The United States Mint will strike and sell renditions of Morgan and Peace silver dollars to mark the 100th anniversary of their switchover.
Specifically, Public Law 116-286, the 1921 Silver Dollar Coin Anniversary Act, instructs the Secretary of the Treasury to produce coinage recognizing the centennial anniversary in 2021 of the production transition from Morgan dollars to Peace dollars.
Designed by George T. Morgan, the Morgan silver dollar was produced from 1878 to 1904, and then again in 1921. The obverse bears a profile portrait of Lady Liberty and the reverse depicts a heraldic eagle.
Designed by Anthony de Francisci, the Peace silver dollar was minted from 1921 to 1935. The Goddess of Liberty design appears on its obverse while a bald eagle clutching the olive branch is depicted on its reverse.
"These iconic silver dollars with vastly different representations of Lady Liberty and the American Eagle, reflect a changing of the guard in 1921 in the United States and therefore on the 100th anniversary must begin to be minted again to commemorate this significant evolution of American freedom," describes the 1921 Silver Dollar Coin Anniversary Act.
The Act mandates that the centennial editions bear renditions of the designs historically used on the iconic dollars. No other design requirements are stated. The final designs will be selected by the Treasury Secretary after consultation with the Commission of Fine Arts (CFA) and reviewed by the Citizens Coinage Advisory Committee (CCAC).
No mintages or qualities are specified for the 2021 silver dollars either, giving the U.S. Mint freedom in where they will be struck and in what finishes.
The Morgan silver dollar was produced at Philadelphia, Denver, San Francisco, Carson City, and New Orleans.
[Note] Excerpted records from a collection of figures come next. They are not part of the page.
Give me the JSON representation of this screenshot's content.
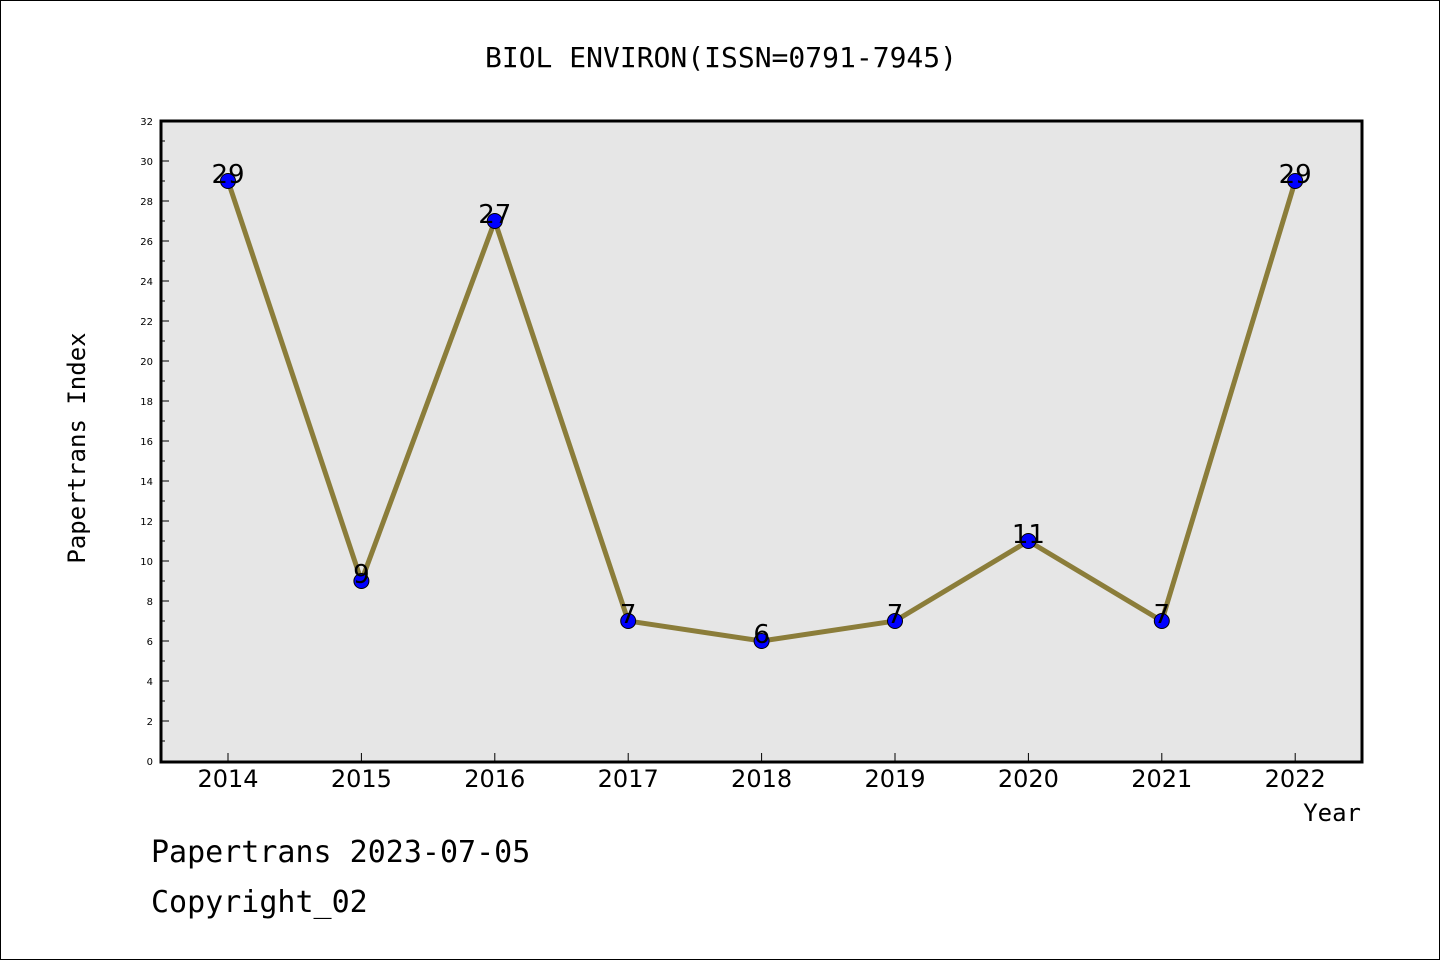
{
  "chart_data": {
    "type": "line",
    "title": "BIOL ENVIRON(ISSN=0791-7945)",
    "xlabel": "Year",
    "ylabel": "Papertrans Index",
    "categories": [
      "2014",
      "2015",
      "2016",
      "2017",
      "2018",
      "2019",
      "2020",
      "2021",
      "2022"
    ],
    "values": [
      29,
      9,
      27,
      7,
      6,
      7,
      11,
      7,
      29
    ],
    "ylim": [
      0,
      32
    ],
    "yticks": [
      0,
      2,
      4,
      6,
      8,
      10,
      12,
      14,
      16,
      18,
      20,
      22,
      24,
      26,
      28,
      30,
      32
    ],
    "grid": false,
    "line_color": "#8b7d3a",
    "marker_color": "#0000ff",
    "plot_background": "#e6e6e6"
  },
  "footer": {
    "line1": "Papertrans 2023-07-05",
    "line2": "Copyright_02"
  }
}
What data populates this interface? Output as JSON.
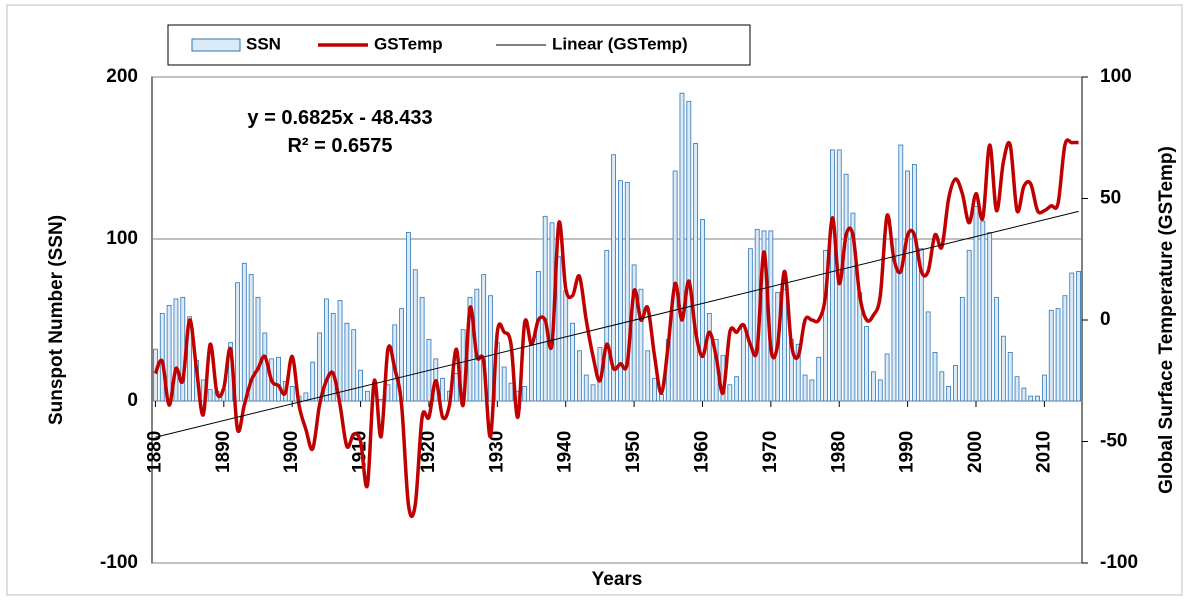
{
  "chart_data": {
    "type": "bar-line",
    "x": [
      1880,
      1881,
      1882,
      1883,
      1884,
      1885,
      1886,
      1887,
      1888,
      1889,
      1890,
      1891,
      1892,
      1893,
      1894,
      1895,
      1896,
      1897,
      1898,
      1899,
      1900,
      1901,
      1902,
      1903,
      1904,
      1905,
      1906,
      1907,
      1908,
      1909,
      1910,
      1911,
      1912,
      1913,
      1914,
      1915,
      1916,
      1917,
      1918,
      1919,
      1920,
      1921,
      1922,
      1923,
      1924,
      1925,
      1926,
      1927,
      1928,
      1929,
      1930,
      1931,
      1932,
      1933,
      1934,
      1935,
      1936,
      1937,
      1938,
      1939,
      1940,
      1941,
      1942,
      1943,
      1944,
      1945,
      1946,
      1947,
      1948,
      1949,
      1950,
      1951,
      1952,
      1953,
      1954,
      1955,
      1956,
      1957,
      1958,
      1959,
      1960,
      1961,
      1962,
      1963,
      1964,
      1965,
      1966,
      1967,
      1968,
      1969,
      1970,
      1971,
      1972,
      1973,
      1974,
      1975,
      1976,
      1977,
      1978,
      1979,
      1980,
      1981,
      1982,
      1983,
      1984,
      1985,
      1986,
      1987,
      1988,
      1989,
      1990,
      1991,
      1992,
      1993,
      1994,
      1995,
      1996,
      1997,
      1998,
      1999,
      2000,
      2001,
      2002,
      2003,
      2004,
      2005,
      2006,
      2007,
      2008,
      2009,
      2010,
      2011,
      2012,
      2013,
      2014,
      2015
    ],
    "series": [
      {
        "name": "SSN",
        "color": "#2e75b6",
        "fill": "#dbeaf7",
        "axis": "y",
        "values": [
          32,
          54,
          59,
          63,
          64,
          52,
          25,
          13,
          7,
          6,
          7,
          36,
          73,
          85,
          78,
          64,
          42,
          26,
          27,
          12,
          9,
          3,
          5,
          24,
          42,
          63,
          54,
          62,
          48,
          44,
          19,
          6,
          4,
          1,
          10,
          47,
          57,
          104,
          81,
          64,
          38,
          26,
          14,
          6,
          17,
          44,
          64,
          69,
          78,
          65,
          36,
          21,
          11,
          6,
          9,
          36,
          80,
          114,
          110,
          89,
          68,
          48,
          31,
          16,
          10,
          33,
          93,
          152,
          136,
          135,
          84,
          69,
          31,
          14,
          4,
          38,
          142,
          190,
          185,
          159,
          112,
          54,
          38,
          28,
          10,
          15,
          47,
          94,
          106,
          105,
          105,
          67,
          69,
          38,
          35,
          16,
          13,
          27,
          93,
          155,
          155,
          140,
          116,
          67,
          46,
          18,
          13,
          29,
          100,
          158,
          142,
          146,
          94,
          55,
          30,
          18,
          9,
          22,
          64,
          93,
          120,
          111,
          104,
          64,
          40,
          30,
          15,
          8,
          3,
          3,
          16,
          56,
          57,
          65,
          79,
          80
        ]
      },
      {
        "name": "GSTemp",
        "color": "#c00000",
        "axis": "y2",
        "values": [
          -22,
          -17,
          -35,
          -20,
          -25,
          0,
          -20,
          -39,
          -10,
          -30,
          -28,
          -12,
          -45,
          -35,
          -25,
          -20,
          -15,
          -25,
          -27,
          -30,
          -15,
          -35,
          -45,
          -53,
          -35,
          -25,
          -22,
          -35,
          -52,
          -47,
          -50,
          -68,
          -25,
          -48,
          -12,
          -20,
          -35,
          -76,
          -76,
          -40,
          -40,
          -25,
          -40,
          -35,
          -12,
          -35,
          5,
          -15,
          -17,
          -48,
          -5,
          -5,
          -10,
          -40,
          -1,
          -10,
          0,
          0,
          -10,
          40,
          13,
          10,
          18,
          0,
          -15,
          -25,
          -10,
          -20,
          -18,
          -18,
          12,
          0,
          5,
          -15,
          -30,
          -10,
          15,
          0,
          16,
          -5,
          -15,
          -5,
          -15,
          -30,
          -5,
          -5,
          -2,
          -10,
          -12,
          28,
          -12,
          -10,
          20,
          -10,
          -15,
          0,
          0,
          0,
          10,
          42,
          15,
          35,
          35,
          10,
          0,
          2,
          10,
          43,
          25,
          20,
          35,
          35,
          20,
          20,
          35,
          30,
          50,
          58,
          52,
          40,
          52,
          42,
          72,
          45,
          65,
          72,
          45,
          55,
          56,
          45,
          45,
          47,
          48,
          72,
          73,
          73
        ]
      }
    ],
    "trend_name": "Linear (GSTemp)",
    "trend_color": "#000000",
    "annotations": [
      "y = 0.6825x - 48.433",
      "R² = 0.6575"
    ],
    "xlabel": "Years",
    "ylabel": "Sunspot Number (SSN)",
    "y2label": "Global Surface Temperature (GSTemp)",
    "xlim": [
      1879.5,
      2015.5
    ],
    "xticks": [
      1880,
      1890,
      1900,
      1910,
      1920,
      1930,
      1940,
      1950,
      1960,
      1970,
      1980,
      1990,
      2000,
      2010
    ],
    "ylim": [
      -100,
      200
    ],
    "yticks": [
      -100,
      0,
      100,
      200
    ],
    "y2lim": [
      -100,
      100
    ],
    "y2ticks": [
      -100,
      -50,
      0,
      50,
      100
    ],
    "grid": true,
    "legend": "top"
  }
}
The Peace silver dollar was produced in Philadelphia, Denver and San Francisco.
The centennial dollars will weigh 26.73 grams, have a diameter of 1.500 inches, contain not less than 90% silver, and have a reeded edge.
Championed by CCAC members Thomas J. Uram and Mike Moran, Rep. Andy Barr [R-KY] introduced the 1921 Silver Dollar Coin Anniversary Act on March 11. It passed in the House on Sept. 22 and then in the Senate on Dec. 17. President Trump signed the Act into law on Jan. 5.
The pair of silver coins are to be considered numismatic products, and not part of a traditional U.S. Mint commemorative coin program which, by law, is limited to two annually. This year’s two commemorative programs feature silver dollars honoring Christa McAuliffe and coins honoring the National Law Enforcement Memorial and Museum.